Hi, I'm hoping someone can provide some advise for an easier way to deal with this problem. I am working on creating a flattened view of a highly normalized set of data. The goal of flattening is to provide a view which normal people can use to develop reports from. The source data contains a couple of tables as shown:
CREATE TABLE VARIABLES (
VARIABLE_ID INT NOT NULL IDENTITY,
VARIABLE_NAME VARCHAR(100) NOT NULL,
VARIABLE_DATATYPE VARCHAR(100) NOT NULL,
PRIMARY KEY (VARIABLE_ID),
UNIQUE (VARIABLE_NAME,VARIABLE_DATATYPE)
)
CREATE TABLE RECORD_VALUES (
RUN_ID INT NOT NULL REFERENCES RUNS (RUN_ID) ON DELETE CASCADE,
VARIABLE_ID INT NOT NULL REFERENCES VARIABLES(VARIABLE_ID) ON DELETE CASCADE,
RECORD_ID VARCHAR(100) NOT NULL,
VARIABLE_VALUE VARCHAR(1000),
PRIMARY KEY (RUN_ID,VARIABLE_ID,RECORD_ID)
)
The variable_id in the record values table corresponds to one of the variables in the original input stream, say an address or an account balance. For an input record that has 12 variables in it, there will be twelve rows in the record values table.
The inputs to the original process include records of varying widths and variable names. These are split out into name/value tuples in the record_values table. I am writing a procedure to reassemble the variables back into a record that looks like
run_id
record_id (which is actually an underlying account number)
variable_value_1
variable_value_2
...
variable_value_n
My current approach is to dynamically build the table by finding the unique variables for the given set of runs (details not important here), and then building a SQL string that will create the table.

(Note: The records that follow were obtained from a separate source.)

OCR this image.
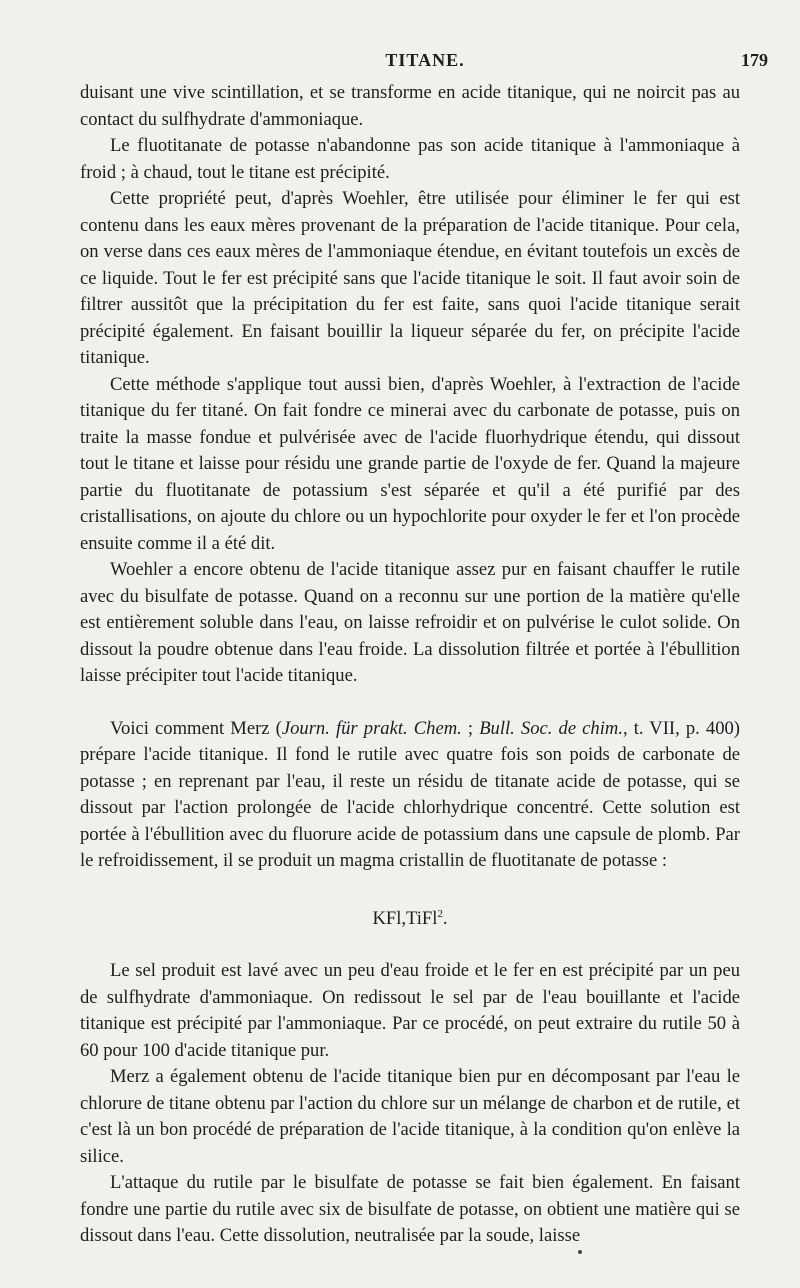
TITANE.	179

duisant une vive scintillation, et se transforme en acide titanique, qui ne noircit pas au contact du sulfhydrate d'ammoniaque.

Le fluotitanate de potasse n'abandonne pas son acide titanique à l'ammoniaque à froid ; à chaud, tout le titane est précipité.

Cette propriété peut, d'après Woehler, être utilisée pour éliminer le fer qui est contenu dans les eaux mères provenant de la préparation de l'acide titanique. Pour cela, on verse dans ces eaux mères de l'ammoniaque étendue, en évitant toutefois un excès de ce liquide. Tout le fer est précipité sans que l'acide titanique le soit. Il faut avoir soin de filtrer aussitôt que la précipitation du fer est faite, sans quoi l'acide titanique serait précipité également. En faisant bouillir la liqueur séparée du fer, on précipite l'acide titanique.

Cette méthode s'applique tout aussi bien, d'après Woehler, à l'extraction de l'acide titanique du fer titané. On fait fondre ce minerai avec du carbonate de potasse, puis on traite la masse fondue et pulvérisée avec de l'acide fluorhydrique étendu, qui dissout tout le titane et laisse pour résidu une grande partie de l'oxyde de fer. Quand la majeure partie du fluotitanate de potassium s'est séparée et qu'il a été purifié par des cristallisations, on ajoute du chlore ou un hypochlorite pour oxyder le fer et l'on procède ensuite comme il a été dit.

Woehler a encore obtenu de l'acide titanique assez pur en faisant chauffer le rutile avec du bisulfate de potasse. Quand on a reconnu sur une portion de la matière qu'elle est entièrement soluble dans l'eau, on laisse refroidir et on pulvérise le culot solide. On dissout la poudre obtenue dans l'eau froide. La dissolution filtrée et portée à l'ébullition laisse précipiter tout l'acide titanique.

Voici comment Merz (Journ. für prakt. Chem. ; Bull. Soc. de chim., t. VII, p. 400) prépare l'acide titanique. Il fond le rutile avec quatre fois son poids de carbonate de potasse ; en reprenant par l'eau, il reste un résidu de titanate acide de potasse, qui se dissout par l'action prolongée de l'acide chlorhydrique concentré. Cette solution est portée à l'ébullition avec du fluorure acide de potassium dans une capsule de plomb. Par le refroidissement, il se produit un magma cristallin de fluotitanate de potasse :

KFl,TiFl$^2$.

Le sel produit est lavé avec un peu d'eau froide et le fer en est précipité par un peu de sulfhydrate d'ammoniaque. On redissout le sel par de l'eau bouillante et l'acide titanique est précipité par l'ammoniaque. Par ce procédé, on peut extraire du rutile 50 à 60 pour 100 d'acide titanique pur.

Merz a également obtenu de l'acide titanique bien pur en décomposant par l'eau le chlorure de titane obtenu par l'action du chlore sur un mélange de charbon et de rutile, et c'est là un bon procédé de préparation de l'acide titanique, à la condition qu'on enlève la silice.

L'attaque du rutile par le bisulfate de potasse se fait bien également. En faisant fondre une partie du rutile avec six de bisulfate de potasse, on obtient une matière qui se dissout dans l'eau. Cette dissolution, neutralisée par la soude, laisse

My challenge is how to efficiently load this resulting work table from the original data. Since the names and number of the variables varies with run_id, the only way I can think of to approach this is through something like:
create a cursor for the list of variables
for each variable in the list
create a cursor to find all the record values for that variable
for each record value
update the appropriate record/column in the work table
end
end
This is going to run forever, as the parent tables have 100's of millions of rows.
Does anyone have an idea about how to generate an approach that I can use to do one update per destination row?
Lest anyone jump on the design of the original tables - there were business reasons to do it this way. I don't like it, but there were good reasons for doing it.
Thanks for any thoughts you can provide.
Andrew